Wehr dreht auf – und wie! Schon zum dritten Mal hieß es „Wehr dreht auf“ – und diesmal war es mehr als ein Konzert: Es war ein kraftvolles Statement für die lokale Rock- und Metalszene. Hinter der Stadthalle füllte sich der Platz bei noch super Wetter und schon ausgelassener Stimmung, als Full Stop aus Freiburg den Abend eröffnete. Die Female-fronted Modern-Metal-Formation brachte nicht nur ordentlich Druck auf die Bühne, sondern überraschte mit einer intensiven Mischung aus Härte, Emotion und Tiefgang. Sängerin Linda glänzte mit starker Stimme, Gitarristin Mandy setzte markante Akzente, und das Rhythmusduo Heffer und Ritschy legte das Fundament für einen Auftritt, der das Publikum von Beginn an fesselte – mit Haltung, mit Wucht und ganz ohne leere Posen. Immer wieder wurde das Publikum zum kräftig mitfeiern animiert, was aber zu der frühen Stunde nicht immer gelang. Doch an der Energie von Full Stop kann dies mit Sicherheit nicht gelegen haben.
Danach hieß es Heimvorteil nutzen – und das taten die Rockxidados mit einem energiegeladenen Set, das die Rockgeschichte feierte.
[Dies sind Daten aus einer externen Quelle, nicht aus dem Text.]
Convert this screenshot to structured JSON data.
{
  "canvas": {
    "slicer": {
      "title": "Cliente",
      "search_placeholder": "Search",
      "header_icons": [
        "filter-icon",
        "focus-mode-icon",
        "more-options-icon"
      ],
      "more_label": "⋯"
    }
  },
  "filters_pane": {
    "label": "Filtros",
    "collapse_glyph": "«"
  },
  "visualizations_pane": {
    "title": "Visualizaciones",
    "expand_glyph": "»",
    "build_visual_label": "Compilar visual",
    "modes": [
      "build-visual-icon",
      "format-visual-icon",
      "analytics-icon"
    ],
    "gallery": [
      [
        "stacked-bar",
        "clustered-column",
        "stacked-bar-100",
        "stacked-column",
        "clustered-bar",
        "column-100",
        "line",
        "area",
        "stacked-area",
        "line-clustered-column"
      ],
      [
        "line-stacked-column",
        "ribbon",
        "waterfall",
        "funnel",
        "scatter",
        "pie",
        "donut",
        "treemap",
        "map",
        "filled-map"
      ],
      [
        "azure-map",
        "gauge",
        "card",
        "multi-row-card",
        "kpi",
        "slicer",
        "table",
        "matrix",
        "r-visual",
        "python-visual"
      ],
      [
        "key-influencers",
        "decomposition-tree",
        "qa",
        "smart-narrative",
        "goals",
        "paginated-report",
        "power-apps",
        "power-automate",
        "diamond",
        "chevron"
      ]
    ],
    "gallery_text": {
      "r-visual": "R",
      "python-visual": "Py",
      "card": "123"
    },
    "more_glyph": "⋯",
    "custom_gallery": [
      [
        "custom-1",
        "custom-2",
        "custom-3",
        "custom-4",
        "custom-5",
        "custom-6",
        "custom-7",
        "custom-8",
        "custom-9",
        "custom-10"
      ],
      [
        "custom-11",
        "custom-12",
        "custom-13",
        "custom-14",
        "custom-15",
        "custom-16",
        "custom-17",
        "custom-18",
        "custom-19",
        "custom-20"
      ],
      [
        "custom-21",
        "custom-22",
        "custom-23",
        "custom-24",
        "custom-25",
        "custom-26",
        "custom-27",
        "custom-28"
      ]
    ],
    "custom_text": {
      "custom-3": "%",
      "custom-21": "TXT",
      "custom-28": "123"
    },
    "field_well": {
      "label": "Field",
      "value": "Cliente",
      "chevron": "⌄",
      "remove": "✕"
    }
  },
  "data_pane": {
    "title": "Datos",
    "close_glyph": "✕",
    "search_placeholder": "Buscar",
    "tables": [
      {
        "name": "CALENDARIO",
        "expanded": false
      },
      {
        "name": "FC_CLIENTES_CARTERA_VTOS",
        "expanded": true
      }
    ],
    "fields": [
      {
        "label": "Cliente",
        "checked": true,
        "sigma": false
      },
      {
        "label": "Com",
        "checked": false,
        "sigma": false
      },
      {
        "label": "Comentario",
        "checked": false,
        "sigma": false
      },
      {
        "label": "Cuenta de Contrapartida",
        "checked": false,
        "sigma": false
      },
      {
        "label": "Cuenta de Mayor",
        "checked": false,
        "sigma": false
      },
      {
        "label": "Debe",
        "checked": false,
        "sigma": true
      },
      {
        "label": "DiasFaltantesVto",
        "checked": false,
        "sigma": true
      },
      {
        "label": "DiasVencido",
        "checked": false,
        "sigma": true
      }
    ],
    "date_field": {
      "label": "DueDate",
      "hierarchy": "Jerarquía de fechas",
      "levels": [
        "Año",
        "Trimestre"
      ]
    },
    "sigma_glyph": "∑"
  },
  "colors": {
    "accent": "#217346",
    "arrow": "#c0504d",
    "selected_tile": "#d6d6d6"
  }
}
Motörhead, Maiden, Rage Against the Machine – wer auf die Klassiker stand, kam voll auf seine Kosten. Die fünf Jungs aus Wehr lieferten eine authentische Rockshow, die den Platz beben ließ. Es wurde laut, es wurde schweißtreibend – und es wurde gefeiert. Besonders stark: Die Band interpretierte die Covers mit spürbarer Spielfreude und einer charmanten Kante, die dafür sorgte, dass sich niemand nur wie auf einer Nostalgie-Reise fühlte. Das war handgemachter Rock mit Eiern – direkt aus der Region. Nun war auch vor der Bühne definitiv mehr los, wobei diejenigen, die später kamen, hatten einen super Opener verpasst - feierten jetzt aber umso mehr!!
Den Schlusspunkt setzten die Lokalhelden von OELCH, die nicht nur musikalisch ablieferten, sondern als Mitbegründer des neuen Vereins Endless Rock e.V. auch hinter den Kulissen die Fäden zogen. Was die fünf Wehrer dann aber auf der Bühne boten, war pure Leidenschaft. Mit einer wilden Mischung aus Punk, Rock und Metal spielten sie sich quer durch ihr Debüt „Broken“, zeigten aber auch neue Songs – roh, ehrlich, laut. Die Texte trafen ins Schwarze, das Zusammenspiel passte – und mit jedem Song wurde klar, wie sehr diese Band für ihre Musik und ihre Stadt brennt. Ein würdiger Abschluss für ein Festival, das mehr war als nur Musik: Es war ein starkes Zeichen für Zusammenhalt, für Szene – und für das, was in Wehr noch alles möglich ist.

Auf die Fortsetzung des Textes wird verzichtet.